Jean-Luc Istin : Oui, je pourrai éliminer un personnage de la famille Marshall. je ne dis pas que ce serait facile mais si le récit le nécessite, je fais passer le scénario et sa dramatique en premier. En fait, le plus difficile ça va être pour celui que j'élimine. Si Ed meurt, mon fils va faire la grimace. Mais bon, c'est le jeu.
La vision des loups garous dans World War Wolves est très différente des visions bestiales. Les lycanthropes sont intelligents, ont un chef, gèrent leur territoire. Pourquoi avoir choisi cet angle narratif ?
Jean-Luc Istin : Intelligent, oui, mais beaucoup moins qu’avant. Plus instinctifs.Les loups : Les loups garous de World War Wolves ont quelques particularités, des règles :
Le jour : Ils sont humains mais avec des sens et une force plutôt accrues
La nuit : ils se transforme en loup dès le coucher du soleil.
La nuit de pleine lune : ils deviennent des loups encore plus puissants et encore plus redoutables. Les nuits de pleine lune sont donc les plus dangereuses des nuits. Ils ne se contrôlent plus. Ils sont régis par un chef, c’est l’idée de la meute tout simplement. Je me contente de reprendre le cadre naturel du vrai loup. Si il n’y avait que des loups garous éparses sans idée de meute, ce serait vite ennuyeux. L’idée qu’il y ait une société de loup qui prend le pouvoir et chasse l’homme, c’est une idée plus passionnante à développer. Ce qui m’intéresse également, c’est la disparition de l’empathie pour l’homme. Imagine une seconde que tu soies contaminé mais pas ta femme. Tu te transformes et progressivement, celle que tu aimes devient celle que tu veux dévorer. Que s’est il passé dans ta tête ? Pourquoi ne peux tu plus rien ressentir pour elle ? Est-ce qu’avec une puissante volonté tu peux éviter d’en arriver à la dévorer ?
A quoi peut-on s'attendre par la suite ?
Jean-Luc Istin : A beaucoup de rebondissements, je vais aussi explorer la manière dont les Hamish réagissent à cette épidémie.
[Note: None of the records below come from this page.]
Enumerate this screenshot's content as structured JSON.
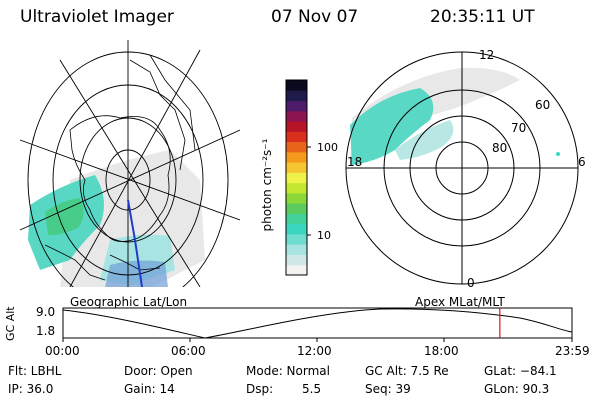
{
  "header": {
    "title": "Ultraviolet Imager",
    "date": "07 Nov 07",
    "time": "20:35:11 UT"
  },
  "colorbar": {
    "unit_label": "photon cm⁻²s⁻¹",
    "ticks": [
      "100",
      "10"
    ],
    "colors": [
      "#f2f2f2",
      "#cfe8e8",
      "#a8e4e2",
      "#6fdcd0",
      "#3bd6c0",
      "#42d29a",
      "#5ccc60",
      "#8cd83a",
      "#c4e830",
      "#eef24a",
      "#f6c630",
      "#f59a1c",
      "#e8641a",
      "#d8301c",
      "#b81428",
      "#8c1450",
      "#4e1a6a",
      "#1e1a4a",
      "#0a0a1e"
    ]
  },
  "geo_panel": {
    "label": "Geographic Lat/Lon"
  },
  "polar_panel": {
    "label": "Apex MLat/MLT",
    "lat_labels": [
      "60",
      "70",
      "80"
    ],
    "mlt_labels": [
      "12",
      "18",
      "6",
      "0"
    ]
  },
  "altitude_plot": {
    "ylabel": "GC Alt",
    "yticks": [
      "9.0",
      "1.8"
    ],
    "xticks": [
      "00:00",
      "06:00",
      "12:00",
      "18:00",
      "23:59"
    ],
    "marker_time": "20:35",
    "marker_color": "#cc1a1a"
  },
  "status": {
    "flt": "Flt: LBHL",
    "door": "Door: Open",
    "mode": "Mode: Normal",
    "gc_alt": "GC Alt: 7.5 Re",
    "glat": "GLat: −84.1",
    "ip": "IP: 36.0",
    "gain": "Gain: 14",
    "dsp_label": "Dsp:",
    "dsp_value": "5.5",
    "seq": "Seq: 39",
    "glon": "GLon:  90.3"
  }
}
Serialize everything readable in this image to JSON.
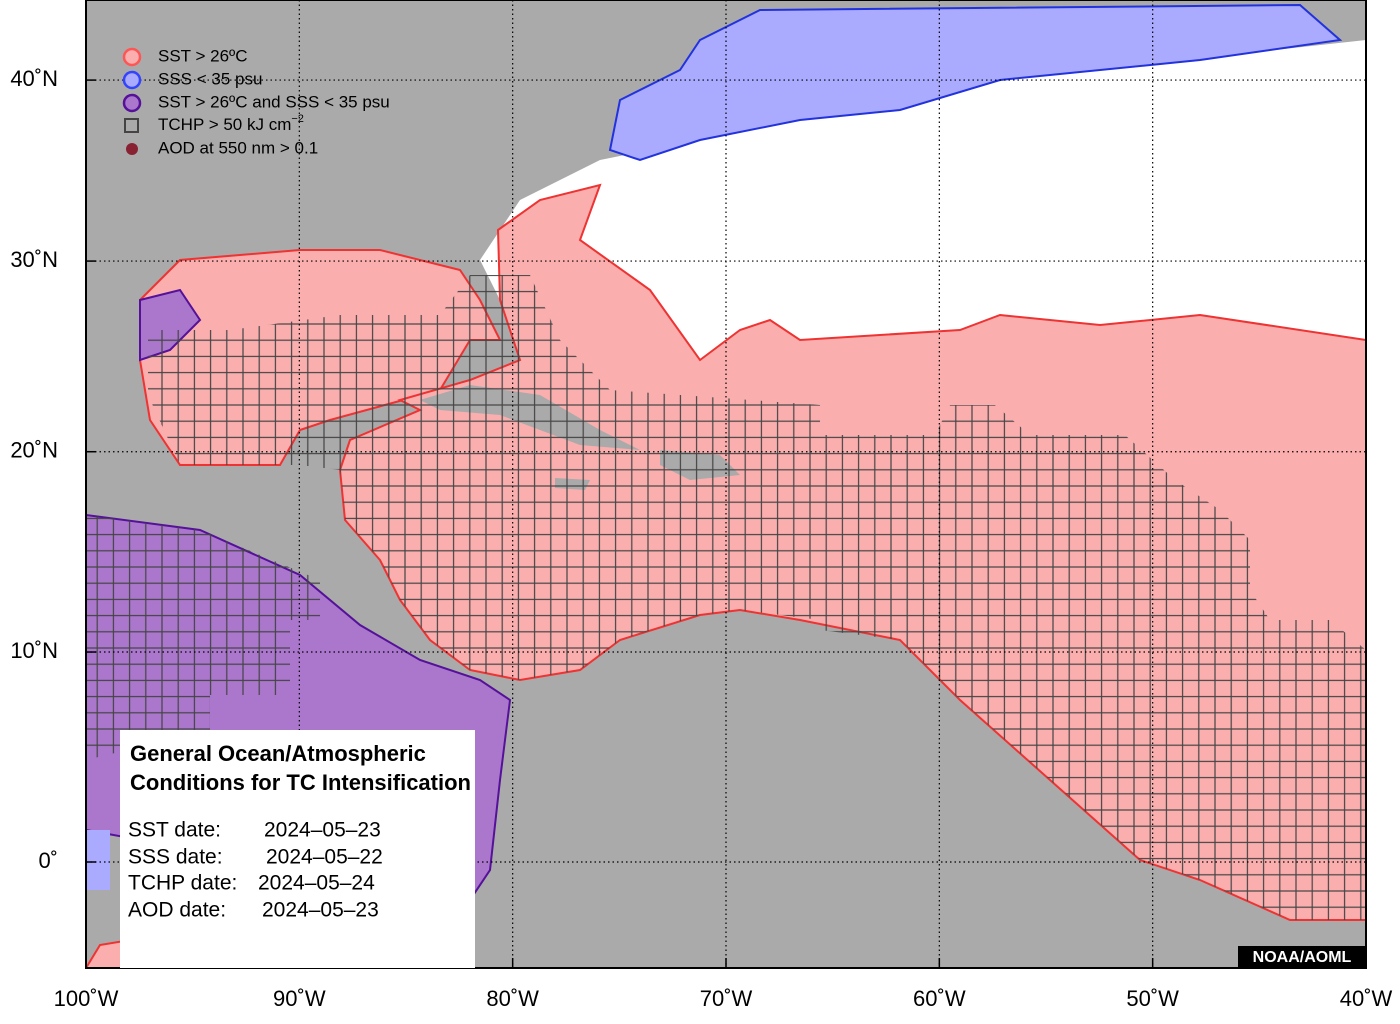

On va découvrir qui est le loup qui sème la terreur à Las Cruces et notre bon Malcolm va trouver un moyen de s’échapper de Riker Island. A plus long terme, mon idée est simple : Il y a une solution à cette épidémie d’un nouveau genre. On peut sauver l’Amérique. Comment ? Ça, c’est un secret.
Jean-Luc Istin : Absolument ! Et j’adore ça. C’est beaucoup plus jouissif de travailler au format comics qu’au format franco-belge. Pourquoi ? C’est difficile à expliquer mais je trouve ce format plus fluide, et il permet à mon sens d’exprimer plus intensément les choses. On obtient plus de proximité avec le lecteur. Néanmoins, commercialement, ce format reste très difficile à imposer chez nos libraires. Les auteurs ont envie de se lancer, les éditeurs aussi mais si les chiffres de ventes ne suivent pas, on va vite tous retourner en traînant des pieds à notre format classique. Avec Hero corp (deuxième meilleure vente de comics en 2013), on a prouvé qu’on pouvait vendre du petit format, mais ce titre est particulier puisqu’il s’appuie sur une licence de téléfilms. Il faut désormais que le format French comics trouve son best seller, celui qui permettra au français de s’affranchir de son sacro-saint format Franco-belge (qui rappelons-le, ne tient pas bien dans la main lorsqu’on veut lire une BD dans le métro et qui est lourd pour ce qui est de le lire à la plage, bref, peu pratique). C’est pas gagné d’avance.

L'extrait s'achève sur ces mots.